0
votes

I have a doubt related to the data export from Google Analytics into BigQuery.
Basically, I have configured the streaming export on the Google Analytics side to, in real time, export the data into the BigQuery (table ga_realtime_sessions_YYYMMDD). This streaming is working fine.

At some point at the end of the day, the data from this real timetable is exported into the ga_sessions_YYYYMMDD.

What I need to be explained is how this export (from the real timetable into the ga_sessions one) works.

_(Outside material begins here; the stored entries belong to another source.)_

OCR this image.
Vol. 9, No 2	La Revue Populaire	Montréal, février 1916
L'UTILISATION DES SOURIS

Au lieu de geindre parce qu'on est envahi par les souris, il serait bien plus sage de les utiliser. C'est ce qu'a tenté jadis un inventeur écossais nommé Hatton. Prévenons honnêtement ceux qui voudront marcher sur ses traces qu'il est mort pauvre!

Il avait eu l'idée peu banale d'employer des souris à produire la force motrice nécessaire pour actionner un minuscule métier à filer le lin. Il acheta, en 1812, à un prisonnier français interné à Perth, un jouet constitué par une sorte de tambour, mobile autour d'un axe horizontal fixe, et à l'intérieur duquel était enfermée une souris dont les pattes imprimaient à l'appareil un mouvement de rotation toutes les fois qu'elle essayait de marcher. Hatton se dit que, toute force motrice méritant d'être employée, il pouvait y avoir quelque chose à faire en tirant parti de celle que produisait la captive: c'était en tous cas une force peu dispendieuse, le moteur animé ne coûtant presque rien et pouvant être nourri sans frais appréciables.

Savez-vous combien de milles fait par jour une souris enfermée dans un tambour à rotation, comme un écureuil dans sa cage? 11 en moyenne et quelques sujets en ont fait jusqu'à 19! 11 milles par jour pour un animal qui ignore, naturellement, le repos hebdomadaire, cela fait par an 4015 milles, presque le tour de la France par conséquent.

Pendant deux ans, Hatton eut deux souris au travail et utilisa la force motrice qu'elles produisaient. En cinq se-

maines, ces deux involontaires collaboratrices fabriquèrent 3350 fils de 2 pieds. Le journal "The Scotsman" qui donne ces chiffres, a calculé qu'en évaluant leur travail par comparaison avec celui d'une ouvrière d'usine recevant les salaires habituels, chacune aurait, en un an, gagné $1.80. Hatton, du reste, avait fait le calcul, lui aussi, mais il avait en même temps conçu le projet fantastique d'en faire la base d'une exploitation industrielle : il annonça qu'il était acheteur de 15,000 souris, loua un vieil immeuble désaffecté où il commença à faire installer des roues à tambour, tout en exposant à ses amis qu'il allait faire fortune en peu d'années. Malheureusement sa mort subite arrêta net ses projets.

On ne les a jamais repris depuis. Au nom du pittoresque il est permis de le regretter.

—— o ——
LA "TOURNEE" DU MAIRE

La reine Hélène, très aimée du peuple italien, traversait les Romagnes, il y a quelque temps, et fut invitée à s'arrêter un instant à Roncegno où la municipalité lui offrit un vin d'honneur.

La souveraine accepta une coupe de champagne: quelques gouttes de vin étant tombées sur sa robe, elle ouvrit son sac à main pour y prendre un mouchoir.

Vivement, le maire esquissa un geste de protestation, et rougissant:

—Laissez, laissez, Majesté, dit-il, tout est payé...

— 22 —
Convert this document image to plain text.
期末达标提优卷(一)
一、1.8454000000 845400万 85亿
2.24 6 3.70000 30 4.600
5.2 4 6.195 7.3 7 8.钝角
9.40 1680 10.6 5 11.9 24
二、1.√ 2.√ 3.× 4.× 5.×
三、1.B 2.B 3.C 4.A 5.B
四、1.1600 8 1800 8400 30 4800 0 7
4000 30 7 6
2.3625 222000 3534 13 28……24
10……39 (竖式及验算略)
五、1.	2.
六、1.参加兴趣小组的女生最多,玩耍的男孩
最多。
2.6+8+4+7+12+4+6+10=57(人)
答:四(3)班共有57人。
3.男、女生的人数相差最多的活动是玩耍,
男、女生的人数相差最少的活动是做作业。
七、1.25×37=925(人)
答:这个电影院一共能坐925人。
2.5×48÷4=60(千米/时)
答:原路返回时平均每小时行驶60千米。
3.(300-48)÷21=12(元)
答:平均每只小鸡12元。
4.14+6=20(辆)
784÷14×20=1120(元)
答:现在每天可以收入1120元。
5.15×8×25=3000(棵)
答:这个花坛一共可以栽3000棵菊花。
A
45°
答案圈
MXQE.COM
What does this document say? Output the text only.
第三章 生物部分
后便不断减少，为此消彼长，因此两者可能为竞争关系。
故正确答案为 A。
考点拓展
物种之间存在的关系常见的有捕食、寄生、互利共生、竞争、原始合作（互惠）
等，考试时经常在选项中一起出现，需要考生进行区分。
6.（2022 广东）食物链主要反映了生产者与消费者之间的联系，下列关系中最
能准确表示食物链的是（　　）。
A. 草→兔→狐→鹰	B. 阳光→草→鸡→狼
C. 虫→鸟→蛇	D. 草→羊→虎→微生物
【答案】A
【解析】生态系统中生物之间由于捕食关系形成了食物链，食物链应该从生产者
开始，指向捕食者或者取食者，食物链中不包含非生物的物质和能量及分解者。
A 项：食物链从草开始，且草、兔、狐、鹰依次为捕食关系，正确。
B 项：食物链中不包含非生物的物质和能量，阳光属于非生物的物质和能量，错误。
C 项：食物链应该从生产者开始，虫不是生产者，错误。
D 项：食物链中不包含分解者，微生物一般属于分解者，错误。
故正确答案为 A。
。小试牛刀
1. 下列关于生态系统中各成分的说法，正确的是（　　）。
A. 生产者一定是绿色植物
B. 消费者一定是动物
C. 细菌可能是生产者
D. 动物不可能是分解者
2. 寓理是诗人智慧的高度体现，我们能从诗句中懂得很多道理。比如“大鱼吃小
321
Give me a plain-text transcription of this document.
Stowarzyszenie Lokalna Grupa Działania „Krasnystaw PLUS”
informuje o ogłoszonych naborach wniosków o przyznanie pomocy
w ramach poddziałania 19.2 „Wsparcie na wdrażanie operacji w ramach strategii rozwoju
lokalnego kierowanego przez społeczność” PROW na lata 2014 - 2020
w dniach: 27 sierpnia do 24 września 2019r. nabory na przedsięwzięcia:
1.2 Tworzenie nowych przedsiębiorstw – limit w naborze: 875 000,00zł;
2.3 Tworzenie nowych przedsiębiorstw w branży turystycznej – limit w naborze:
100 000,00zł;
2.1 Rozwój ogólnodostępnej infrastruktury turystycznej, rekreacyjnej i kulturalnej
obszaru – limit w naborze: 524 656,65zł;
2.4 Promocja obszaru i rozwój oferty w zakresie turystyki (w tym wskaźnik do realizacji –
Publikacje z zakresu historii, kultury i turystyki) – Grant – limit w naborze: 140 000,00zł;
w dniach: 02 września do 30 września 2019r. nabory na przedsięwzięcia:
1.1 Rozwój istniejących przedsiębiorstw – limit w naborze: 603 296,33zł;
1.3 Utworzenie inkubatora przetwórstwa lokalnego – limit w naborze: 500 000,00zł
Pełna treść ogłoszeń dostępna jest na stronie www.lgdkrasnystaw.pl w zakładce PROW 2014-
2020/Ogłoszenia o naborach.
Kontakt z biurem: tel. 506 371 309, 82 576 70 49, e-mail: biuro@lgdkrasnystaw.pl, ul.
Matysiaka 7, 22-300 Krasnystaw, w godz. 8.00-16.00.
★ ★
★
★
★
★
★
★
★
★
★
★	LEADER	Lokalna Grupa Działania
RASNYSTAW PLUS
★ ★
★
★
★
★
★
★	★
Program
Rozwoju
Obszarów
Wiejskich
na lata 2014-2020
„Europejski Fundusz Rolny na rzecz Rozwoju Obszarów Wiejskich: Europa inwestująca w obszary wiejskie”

I have several automatic processes that run around 8 AM (Portugal timezone) and, in the last days, these processes are failing due to the fact that the ga_sessions for the previous day are not created yet.
I checked the time that the ga_sessions are created for every day and this time is very volatile, and for some cases is around 2 AM, 3 AM but in another case is around 7 AM, 8 AM. This time difference could be due to the data size that needs to be exported from the real timetable into the ga_sessions one?

1

1 Answers

0
votes

The exports of daily sessions in BigQuery are indeed not completed at the same time everyday. This is due to a fully managed backend, which depends on workloads worldwide.

I suggest that you create an event listener on file creation for ga_sessions_YYYYMMDD, so that only once it is created you can then safely run dependent processes.

E.g. you can export the file in a Cloud Storage bucket, then use a trigger with a Cloud Function.